On Monday, TV spots in New Hampshire -- apparently sponsored by associates of Dick Gephardt and John Kerry -- began warning that Americans live in "a new, dangerous world" in which "Howard Dean cannot compete with George Bush on foreign policy." Dean, unrepentant, declared in his latest foreign policy address that "the capture of Saddam has not made America safer." He just might be right.
But three other Democratic candidates denounced Dean. And the conservative National Review's current cover shows Dean in full cry, with the headline, "Please nominate this man." Dean remains the odds-on Democratic nominee. But can he win in November?
Dean has already achieved something revolutionary. Grasping the potential of the Internet as a tool of mobilization and money-raising, the Dean campaign has been self-confident enough to let its supporters organize their own Web activities and meet-ups even as the candidate and his campaign manager, Joe Trippi, are clearly in charge.
This trust in volunteers combined with Dean's principled opposition to Bush's foreign adventure, have energized an ever growing base willing to walk over hot coals for Dean (and open their wallets along the way). This grass-roots energy is something the party has desperately needed since George McGovern.
And that's the conundrum. Dean could certainly attract the enthusiastic votes of, say, 45 percent of the electorate -- which would guarantee radical Republican dominance for a generation.
But maybe Dean isn't another McGovern. Dean generates excitement not just because he empowered volunteers or because he was a consistent critic of the Iraq war but because he is tough. Consider: Recent losing Democratic nominees were all over the map ideologically. They ranged from center-right (Carter '80) to moderate liberal (Gore '00) to liberal (Mondale '84; Dukakis '88) to left-liberal (McGovern '72.)
But all these losers had one thing in common: gentleness. Despite intermittently brave rhetoric, not one of them came across as a fighter. Dean, of course, does, as Harry Truman and John Kennedy did. Much of this year's Democratic field comes across as wimpy in their cautious criticisms of Republican radicalism.
There are two huge reasons why the Democratic nominee in 2004 needs to be tough. First, George Bush is a tough guy, and the nominee needs to be tough against Bush. Second, the world is a tougher place since Sept. 11, and the president of the United States had better be tough enough to protect us.
Tough, mind you, not reckless. This is Dean's whole point. Amid all the cheap flag waving, Thanksgiving turkey-ops, jump-suit carrier stunts, and now a show trial, there is a sober case that Bush's policies are actually making America and the world a less safe place. But is Dean, as opposed to, say, Wesley Clark, a credible bearer of that message?
Beyond rallying the Democratic base, Dean would have to do two other things. He'd have to broaden that base dramatically by motivating nonvoters at a scale not seen since 1936 (Franklin Roosevelt) or 1828 (Andrew Jackson). He'd also have to appeal to swing voters -- the soccer moms and economically vulnerable blue-collar workers who have not totally bought George Bush.

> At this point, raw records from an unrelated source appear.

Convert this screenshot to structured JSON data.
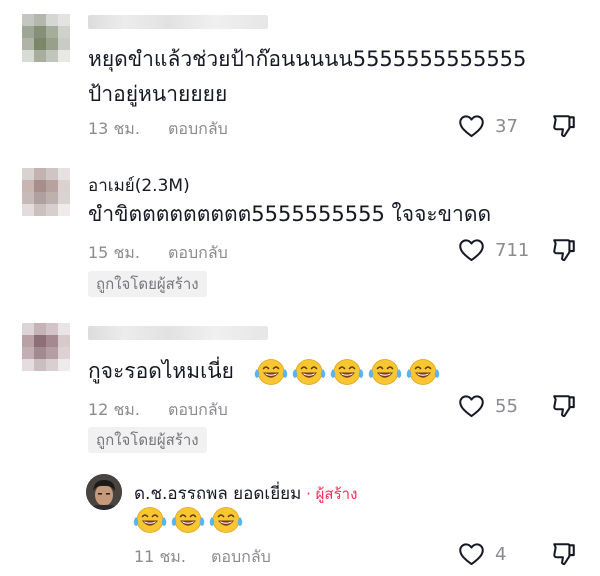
{
  "comments": [
    {
      "username": "",
      "text_line1": "หยุดขำแล้วช่วยป้าก๊อนนนนน5555555555555",
      "text_line2": "ป้าอยู่หนายยยย",
      "time": "13 ชม.",
      "reply_label": "ตอบกลับ",
      "likes": "37"
    },
    {
      "username": "อาเมย์(2.3M)",
      "text_line1": "ขำขิตตตตตตตตต5555555555 ใจจะขาดด",
      "time": "15 ชม.",
      "reply_label": "ตอบกลับ",
      "likes": "711",
      "creator_badge": "ถูกใจโดยผู้สร้าง"
    },
    {
      "username": "",
      "text_line1": "กูจะรอดไหมเนี่ย",
      "emoji_count": 5,
      "time": "12 ชม.",
      "reply_label": "ตอบกลับ",
      "likes": "55",
      "creator_badge": "ถูกใจโดยผู้สร้าง"
    }
  ],
  "reply": {
    "username": "ด.ช.อรรถพล ยอดเยี่ยม",
    "separator": " · ",
    "creator_tag": "ผู้สร้าง",
    "emoji_count": 3,
    "time": "11 ชม.",
    "reply_label": "ตอบกลับ",
    "likes": "4"
  },
  "icons": {
    "like": "heart-outline-icon",
    "dislike": "thumbs-down-icon",
    "emoji": "face-with-tears-of-joy-emoji"
  },
  "colors": {
    "text": "#161823",
    "meta": "#8a8b91",
    "creator_accent": "#fe2c55",
    "badge_bg": "#f1f1f2"
  }
}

Remember, despite his attacks on Bush's foreign policy, Dean is fundamentally a moderate. He was a fiscally conservative, rather centrist governor. But there is no good data yet on how he would play with swing voters.
Electoral dynamics have also changed since 1972. Unlike McGovern, Dean starts with a "blue state" base of about 200 electoral votes that are almost impossible for a Democrat to lose.
Invoking 1972 is not entirely a bad idea. In that year, with Watergate, Nixon attempted to steal the Constitution, and there are instructive parallels with Bush. In 1972, the Democratic Party pros deserted the nominee, not vice versa.
This time a Los Angeles Times poll shows a large plurality of Democratic National Committee members favoring Dean. But there are also disconcerting similarities with 1972: an incumbent with nearly unlimited funds and no scruples; a prospective Democratic nominee who produces schisms in his own party; and a dubious war but not one so unpopular that it totally discredits the incumbent.
No matter how well he does, his lack of foreign policy experience will dog Dean. Ideally the Democratic nominee would combine Dean's excitement and nerve with the military credibility of Wesley Clark. Alas, there's no such centaur. A Dean-Clark ticket would help only a little because it would also underscore the contrast between the running mates.
Dean has already reinvented the politics of the Democratic primary. Those not relishing decades of Republican dominance must hope he can also rewrite the rules of the election in November.
Robert Kuttner is co-editor of The American Prospect.